25 June 2010
Book Review: Linda Sue Park’s Keeping Score
Filed under reading
Keeping Score by Linda Sue Park
My rating: 3 of 5 stars
I love baseball. Love it in that geeky way that even most baseball fans don’t love it. I keep score when I watch games in person or on television. When I travel to the continental United States I bring my scorebook with me in case I see a game. So when I heard that Newbery laureate Linda Sue Park wrote a book about keeping score, I knew I had to read it.
Maggie is an elementary-schooler who, like almost everyone in her neighborhood in the early 1950s, is a Brooklyn Dodgers fan. She spends afternoons listening to games on the radio with her friends at the local fire station. A young firemen named Jim introduces Maggie to the intellectually stimulating practice of keeping score. Maggie is so hooked that she invents new notations to record game events for which no established traditional notations exist.
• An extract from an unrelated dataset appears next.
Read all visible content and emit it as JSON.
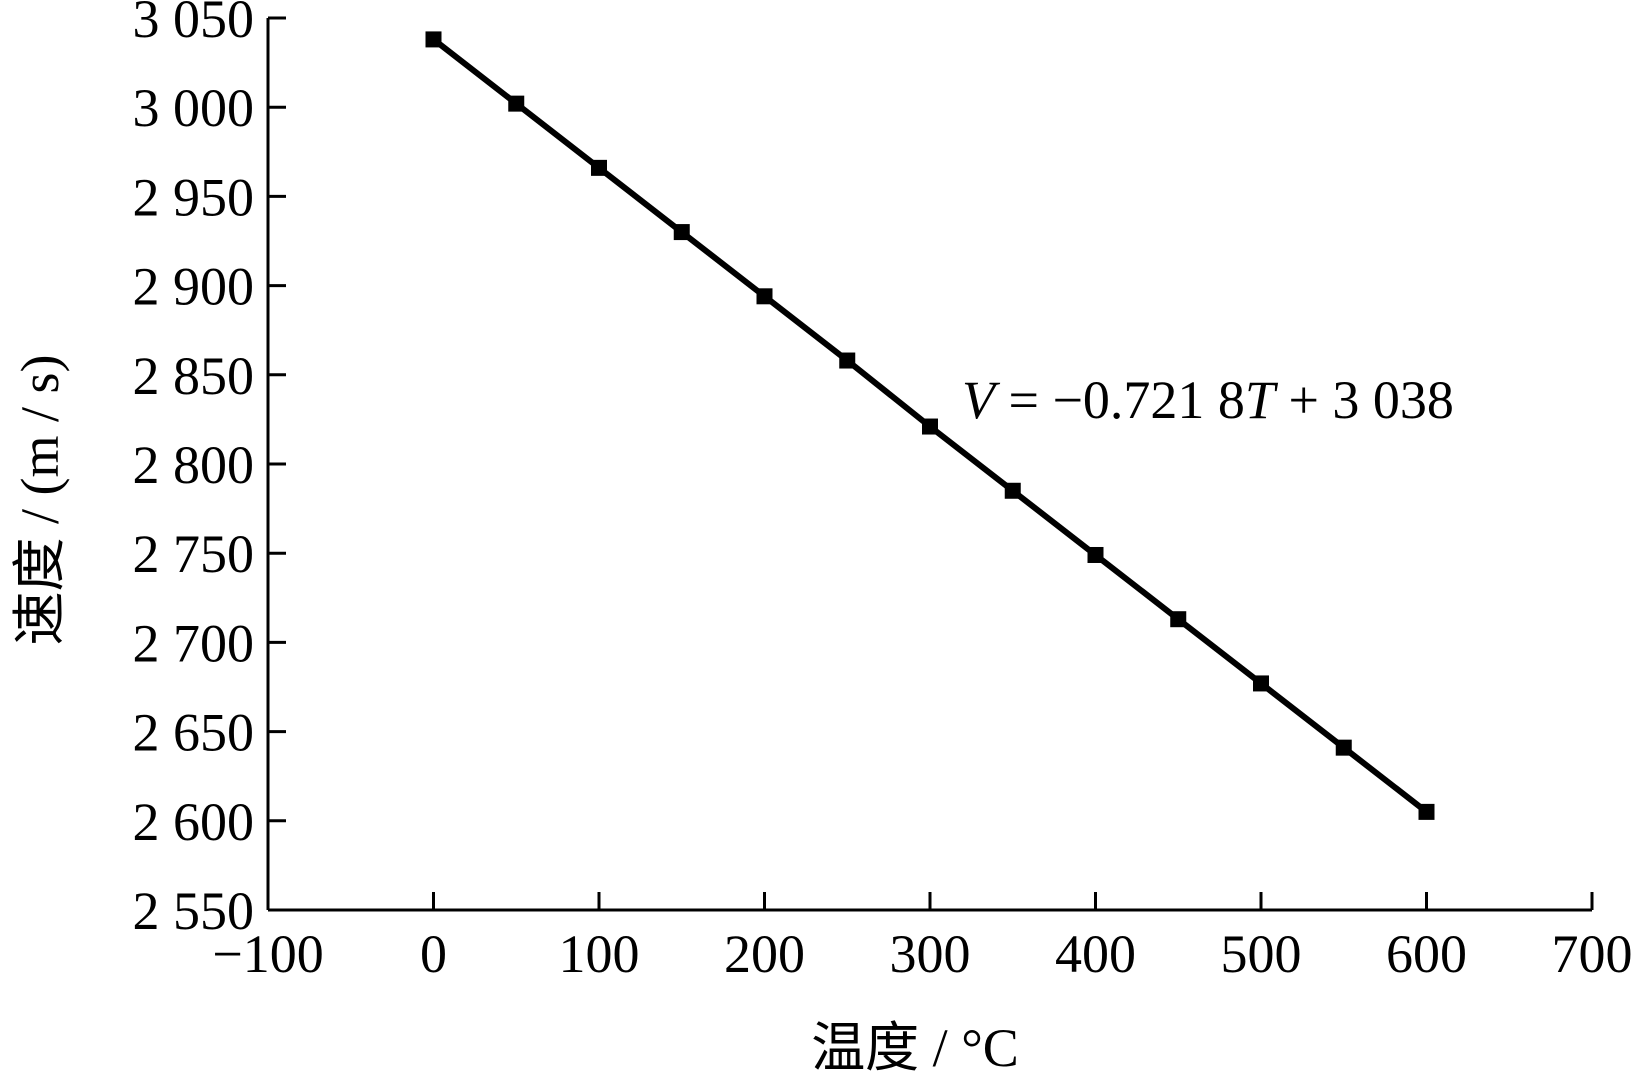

It would be a shame if the baseball stuff in this book prevents readers from getting through it, because it’s not a book about baseball; it’s a book about growing up during wartime. Maggie’s friend Jim is drafted for service in the Korean war, and with fierce loyalty and determination, Maggie does what she can in her sixth-grade way to support him until he can return. Not content only to send CARE packages, she attempts to understand as much about the war as she can in search of a way to help bring him back.
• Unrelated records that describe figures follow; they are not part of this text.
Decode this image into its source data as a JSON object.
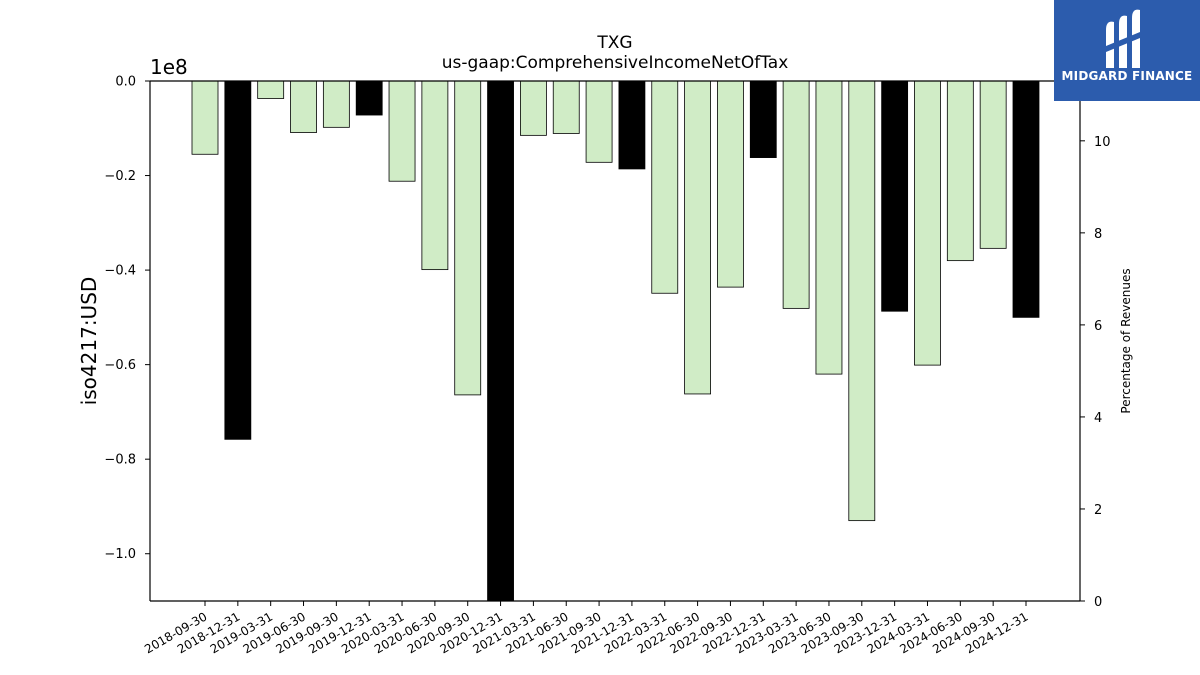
{
  "brand": {
    "name": "MIDGARD FINANCE",
    "bg_color": "#2c5cad"
  },
  "chart_data": {
    "type": "bar",
    "title": "TXG",
    "subtitle": "us-gaap:ComprehensiveIncomeNetOfTax",
    "ylabel": "iso4217:USD",
    "y_offset_label": "1e8",
    "y2label": "Percentage of Revenues",
    "ylim": [
      -1.1,
      0.0
    ],
    "yticks": [
      0.0,
      -0.2,
      -0.4,
      -0.6,
      -0.8,
      -1.0
    ],
    "ytick_labels": [
      "0.0",
      "−0.2",
      "−0.4",
      "−0.6",
      "−0.8",
      "−1.0"
    ],
    "y2lim": [
      0,
      11.3
    ],
    "y2ticks": [
      0,
      2,
      4,
      6,
      8,
      10
    ],
    "y2tick_labels": [
      "0",
      "2",
      "4",
      "6",
      "8",
      "10"
    ],
    "categories": [
      "2018-09-30",
      "2018-12-31",
      "2019-03-31",
      "2019-06-30",
      "2019-09-30",
      "2019-12-31",
      "2020-03-31",
      "2020-06-30",
      "2020-09-30",
      "2020-12-31",
      "2021-03-31",
      "2021-06-30",
      "2021-09-30",
      "2021-12-31",
      "2022-03-31",
      "2022-06-30",
      "2022-09-30",
      "2022-12-31",
      "2023-03-31",
      "2023-06-30",
      "2023-09-30",
      "2023-12-31",
      "2024-03-31",
      "2024-06-30",
      "2024-09-30",
      "2024-12-31"
    ],
    "values": [
      -0.155,
      -0.758,
      -0.037,
      -0.109,
      -0.098,
      -0.072,
      -0.212,
      -0.399,
      -0.664,
      -1.1,
      -0.115,
      -0.111,
      -0.172,
      -0.186,
      -0.449,
      -0.662,
      -0.436,
      -0.162,
      -0.481,
      -0.62,
      -0.93,
      -0.487,
      -0.601,
      -0.38,
      -0.354,
      -0.5
    ],
    "bar_kinds": [
      "q",
      "fy",
      "q",
      "q",
      "q",
      "fy",
      "q",
      "q",
      "q",
      "fy",
      "q",
      "q",
      "q",
      "fy",
      "q",
      "q",
      "q",
      "fy",
      "q",
      "q",
      "q",
      "fy",
      "q",
      "q",
      "q",
      "fy"
    ],
    "colors": {
      "q": "#d0ecc6",
      "fy": "#000000"
    },
    "grid": false
  }
}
Linda Sue Park writes a touching story that should appeal to middle- and late-elementary school readers who can appreciate Maggie’s passion even if they don’t sympathize. I would encourage such readers not to focus on the baseball part of Maggie’s obsession but on the aspects of the game that appeal to her, or at the very least to endure the first half of the book until it becomes no longer a book about baseball. Unlike other Park books I’ve read, I don’t think older middle-schoolers or high-schoolers are likely to respond well to the writer’s voice in this novel, which definitely slants younger.